Calculate source match rates
Input
To calculate source match rates, users should provide a VCF file containing genotypes from the reference, target, and source populations (e.g. test.match.rate.data.vcf). Users also need to provide three files containing names of individuals from the reference, target and source populations (e.g. ref.ind.list, tgt.ind.list and nean.ind.list) for analysis. The file (e.g. test.match.rate.score.exp.results) containing S* scores from sstar score is also required.
Users can calculate source match rates with the following command:
sstar matchrate --vcf test.match.rate.data.vcf --ref ref.ind.list --tgt tgt.ind.list --src nean.ind.list --score test.match.rate.score.exp.results --output test.match.rate.results
The expected result above can be found in test.match.rate.exp.results.
Output
An example for the output is below:
| chrom | start | end | sample | match_rate | src_sample | 
|---|---|---|---|---|---|
| 21 | 9400000 | 9450000 | NA06986 | 0.0454545 | Nean | 
The meanings of the first to fourth columns are the same as those in the output from sstar score. The meanings of the remaining columns:
- The match_ratecolumn is the source match rate on the current region.
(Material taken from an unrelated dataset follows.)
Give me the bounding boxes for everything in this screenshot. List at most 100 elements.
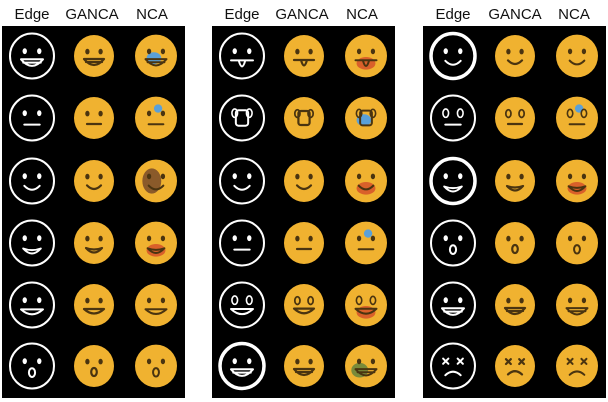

- The src_samplecolumn is the name of the individual from the source population for calculating the source match percentage.
Settings
By default, sstar assumes the reference allele is the ancestral allele and the alternative allele is the dervied allele. Users can use the argument --anc-allele with a BED format file (e.g. test.anc.allele.bed) to define the ancestral allele for each variant. If --anc-allele is used, then variants without ancestral allele information will be removed. Users also can provide a BED file (e.g. test.mapped.region.bed) defining non-overlapping mapped regions with the argument --mapped-region. Finally, users can use --thread to specifiy numbers of CPUs in order to speed up the calculation. If users do not specify numbers of CPUs.